5. Can the ACC double-dip?
Maryland doesn't need any reminders about hanging on to home-field advantage. The Terps were one of Michigan's upset victims last year, falling in the Elite Eight 3-2 in double overtime at Maryland's Ludwig Field.
That loss so stung for Terps standout Casey Townsend that it was one of the big reasons why he returned for his senior season at Maryland rather than turn pro. Townsend had 13 goals this year, second on the team to John Stertzer's 14.
The No. 5-seeded Terps are one of six ACC teams in the field, along with No. 1 North Carolina, No. 4 Boston College and unseeded Duke, Wake Forest and Virginia. Might the ACC get at least two teams to the College Cup? ACC teams have won four of the last six NCAA men's soccer titles.
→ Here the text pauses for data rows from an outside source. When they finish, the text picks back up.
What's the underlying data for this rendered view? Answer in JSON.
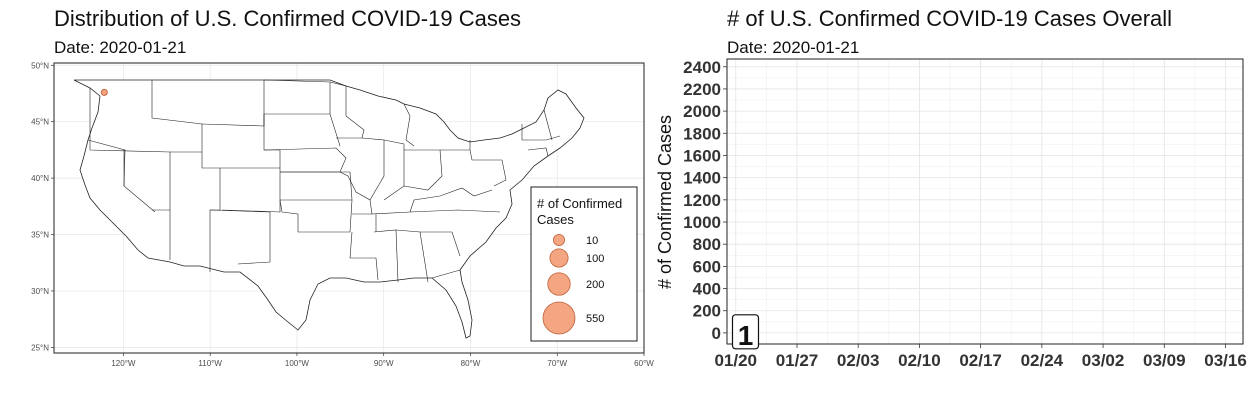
{
  "chart_data": [
    {
      "type": "map",
      "title": "Distribution of U.S. Confirmed COVID-19 Cases",
      "subtitle": "Date: 2020-01-21",
      "x_ticks": [
        "120°W",
        "110°W",
        "100°W",
        "90°W",
        "80°W",
        "70°W",
        "60°W"
      ],
      "y_ticks": [
        "50°N",
        "45°N",
        "40°N",
        "35°N",
        "30°N",
        "25°N"
      ],
      "xlim": [
        -128,
        -60
      ],
      "ylim": [
        24.5,
        50.2
      ],
      "points": [
        {
          "lon": -122.2,
          "lat": 47.6,
          "cases": 1
        }
      ],
      "legend": {
        "title": "# of Confirmed Cases",
        "title_lines": [
          "# of Confirmed",
          "Cases"
        ],
        "entries": [
          {
            "label": "10",
            "value": 10
          },
          {
            "label": "100",
            "value": 100
          },
          {
            "label": "200",
            "value": 200
          },
          {
            "label": "550",
            "value": 550
          }
        ]
      },
      "point_color": "#f4a582",
      "point_stroke": "#c0623a",
      "grid": true,
      "legend_placement": "bottom-right"
    },
    {
      "type": "line",
      "title": "# of U.S. Confirmed COVID-19 Cases Overall",
      "subtitle": "Date: 2020-01-21",
      "ylabel": "# of Confirmed Cases",
      "y_ticks": [
        "0",
        "200",
        "400",
        "600",
        "800",
        "1000",
        "1200",
        "1400",
        "1600",
        "1800",
        "2000",
        "2200",
        "2400"
      ],
      "x_ticks": [
        "01/20",
        "01/27",
        "02/03",
        "02/10",
        "02/17",
        "02/24",
        "03/02",
        "03/09",
        "03/16"
      ],
      "x_tick_dates": [
        "2020-01-20",
        "2020-01-27",
        "2020-02-03",
        "2020-02-10",
        "2020-02-17",
        "2020-02-24",
        "2020-03-02",
        "2020-03-09",
        "2020-03-16"
      ],
      "xlim": [
        "2020-01-19",
        "2020-03-18"
      ],
      "ylim": [
        -100,
        2470
      ],
      "series": [
        {
          "points": [
            {
              "x": "2020-01-21",
              "y": 1
            }
          ]
        }
      ],
      "annotation": {
        "text": "1",
        "x": "2020-01-21",
        "y": 1
      },
      "grid": true
    }
  ]
}
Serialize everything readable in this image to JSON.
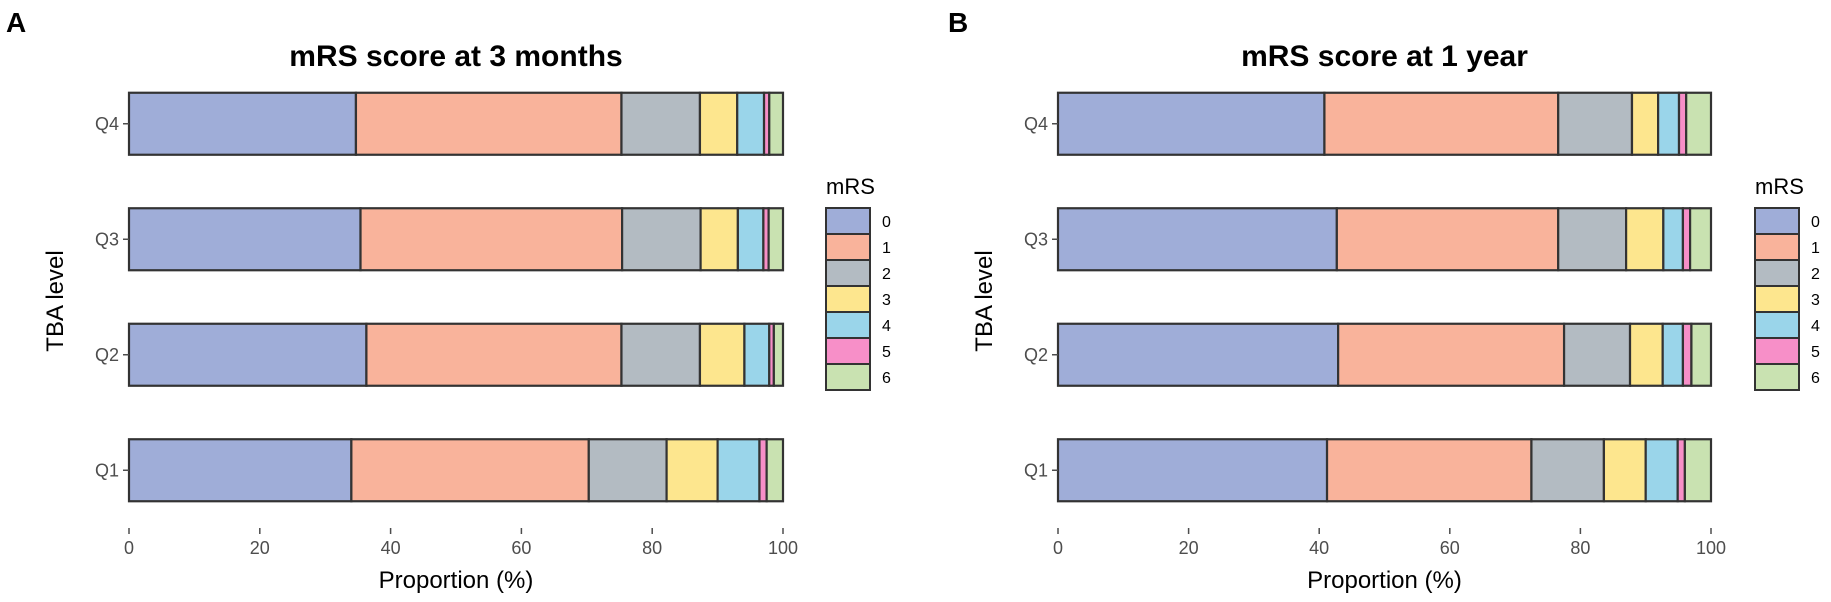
{
  "chart_data": [
    {
      "panel": "A",
      "type": "bar",
      "orientation": "horizontal",
      "stacked": true,
      "title": "mRS score at 3 months",
      "xlabel": "Proportion (%)",
      "ylabel": "TBA level",
      "xlim": [
        0,
        100
      ],
      "xticks": [
        0,
        20,
        40,
        60,
        80,
        100
      ],
      "categories": [
        "Q1",
        "Q2",
        "Q3",
        "Q4"
      ],
      "legend_title": "mRS",
      "legend_position": "right",
      "series": [
        {
          "name": "0",
          "color": "#9fadd8",
          "values": [
            34,
            36.3,
            35.4,
            34.7
          ]
        },
        {
          "name": "1",
          "color": "#f9b39b",
          "values": [
            36.3,
            39,
            40,
            40.6
          ]
        },
        {
          "name": "2",
          "color": "#b3bbc2",
          "values": [
            11.9,
            12,
            12,
            12
          ]
        },
        {
          "name": "3",
          "color": "#fde68e",
          "values": [
            7.8,
            6.8,
            5.7,
            5.7
          ]
        },
        {
          "name": "4",
          "color": "#9ad5ea",
          "values": [
            6.4,
            3.8,
            3.9,
            4.1
          ]
        },
        {
          "name": "5",
          "color": "#f78fc8",
          "values": [
            1.1,
            0.7,
            0.8,
            0.8
          ]
        },
        {
          "name": "6",
          "color": "#c9e2b1",
          "values": [
            2.5,
            1.4,
            2.2,
            2.1
          ]
        }
      ]
    },
    {
      "panel": "B",
      "type": "bar",
      "orientation": "horizontal",
      "stacked": true,
      "title": "mRS score at 1 year",
      "xlabel": "Proportion (%)",
      "ylabel": "TBA level",
      "xlim": [
        0,
        100
      ],
      "xticks": [
        0,
        20,
        40,
        60,
        80,
        100
      ],
      "categories": [
        "Q1",
        "Q2",
        "Q3",
        "Q4"
      ],
      "legend_title": "mRS",
      "legend_position": "right",
      "series": [
        {
          "name": "0",
          "color": "#9fadd8",
          "values": [
            41.2,
            42.9,
            42.7,
            40.8
          ]
        },
        {
          "name": "1",
          "color": "#f9b39b",
          "values": [
            31.3,
            34.6,
            33.9,
            35.8
          ]
        },
        {
          "name": "2",
          "color": "#b3bbc2",
          "values": [
            11.1,
            10.1,
            10.4,
            11.3
          ]
        },
        {
          "name": "3",
          "color": "#fde68e",
          "values": [
            6.4,
            5,
            5.7,
            4
          ]
        },
        {
          "name": "4",
          "color": "#9ad5ea",
          "values": [
            4.9,
            3.1,
            3,
            3.2
          ]
        },
        {
          "name": "5",
          "color": "#f78fc8",
          "values": [
            1.1,
            1.3,
            1.1,
            1.1
          ]
        },
        {
          "name": "6",
          "color": "#c9e2b1",
          "values": [
            4,
            3,
            3.2,
            3.8
          ]
        }
      ]
    }
  ]
}
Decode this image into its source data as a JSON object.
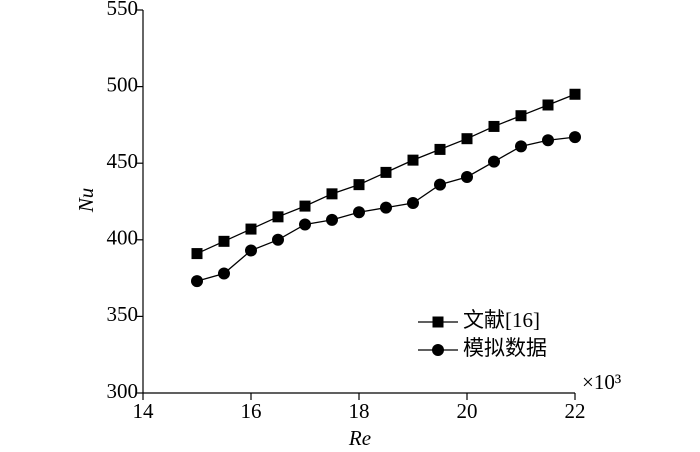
{
  "chart_data": {
    "type": "line",
    "xlabel": "Re",
    "ylabel": "Nu",
    "annotation": "×10³",
    "x": [
      15,
      15.5,
      16,
      16.5,
      17,
      17.5,
      18,
      18.5,
      19,
      19.5,
      20,
      20.5,
      21,
      21.5,
      22
    ],
    "series": [
      {
        "name": "文献[16]",
        "color": "#000000",
        "marker": "square",
        "values": [
          391,
          399,
          407,
          415,
          422,
          430,
          436,
          444,
          452,
          459,
          466,
          474,
          481,
          488,
          495
        ]
      },
      {
        "name": "模拟数据",
        "color": "#000000",
        "marker": "circle",
        "values": [
          373,
          378,
          393,
          400,
          410,
          413,
          418,
          421,
          424,
          436,
          441,
          451,
          461,
          465,
          467
        ]
      }
    ],
    "xlim": [
      14,
      22
    ],
    "xticks": [
      14,
      16,
      18,
      20,
      22
    ],
    "ylim": [
      300,
      550
    ],
    "yticks": [
      300,
      350,
      400,
      450,
      500,
      550
    ],
    "legend": "lower right",
    "grid": false
  }
}
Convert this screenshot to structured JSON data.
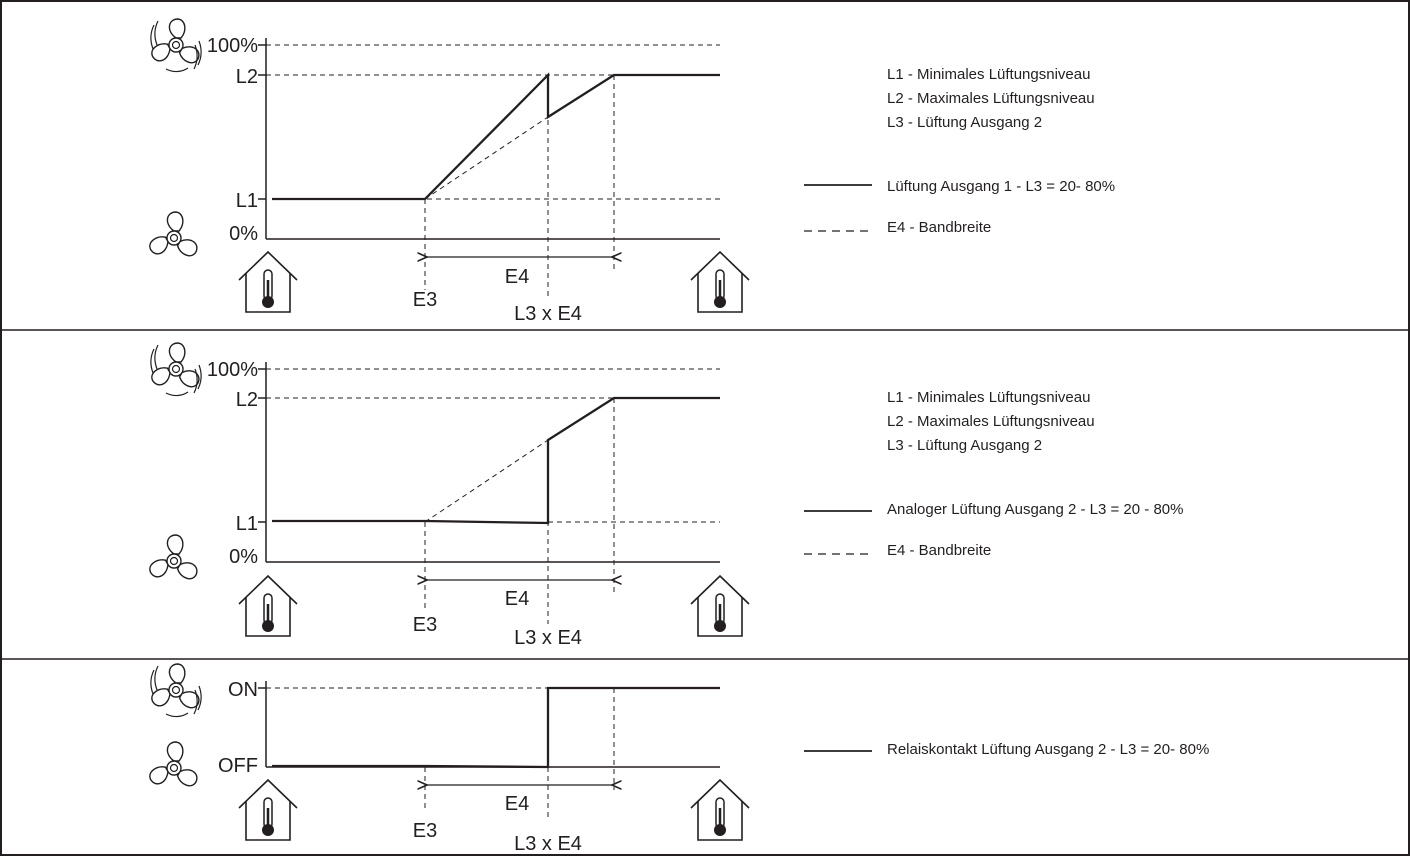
{
  "panels": [
    {
      "y_ticks": [
        "100%",
        "L2",
        "L1",
        "0%"
      ],
      "x_labels": {
        "e3": "E3",
        "e4": "E4",
        "l3e4": "L3 x E4"
      },
      "legend_defs": [
        "L1 - Minimales Lüftungsniveau",
        "L2 - Maximales Lüftungsniveau",
        "L3 - Lüftung Ausgang 2"
      ],
      "legend_solid": "Lüftung Ausgang 1 - L3 = 20- 80%",
      "legend_dashed": "E4 - Bandbreite"
    },
    {
      "y_ticks": [
        "100%",
        "L2",
        "L1",
        "0%"
      ],
      "x_labels": {
        "e3": "E3",
        "e4": "E4",
        "l3e4": "L3 x E4"
      },
      "legend_defs": [
        "L1 - Minimales Lüftungsniveau",
        "L2 - Maximales Lüftungsniveau",
        "L3 - Lüftung Ausgang 2"
      ],
      "legend_solid": "Analoger Lüftung Ausgang 2 - L3 = 20 - 80%",
      "legend_dashed": "E4 - Bandbreite"
    },
    {
      "y_ticks": [
        "ON",
        "OFF"
      ],
      "x_labels": {
        "e3": "E3",
        "e4": "E4",
        "l3e4": "L3 x E4"
      },
      "legend_solid": "Relaiskontakt Lüftung Ausgang 2 - L3 = 20- 80%"
    }
  ],
  "icons": {
    "fan_fast": "fan-fast-icon",
    "fan_slow": "fan-slow-icon",
    "house_thermometer": "house-thermometer-icon"
  },
  "colors": {
    "line": "#231f20",
    "background": "#ffffff"
  }
}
UNC, Maryland, Boston College and Virginia are all on the same half of the bracket; in fact, the latter three are in the same quarter. BC defeated Maryland and Duke in the ACC tournament before falling in the championship game to the Tar Heels.
"Their team has new players in the lineup this season, but there are also a lot of similarities," said Maryland coach Sasho Cirovski of the Tar Heels. "Carlos has been there a long time, so there wasn't a huge philosophical change. Having Billy Schuler back for them has been very important as a difference-maker."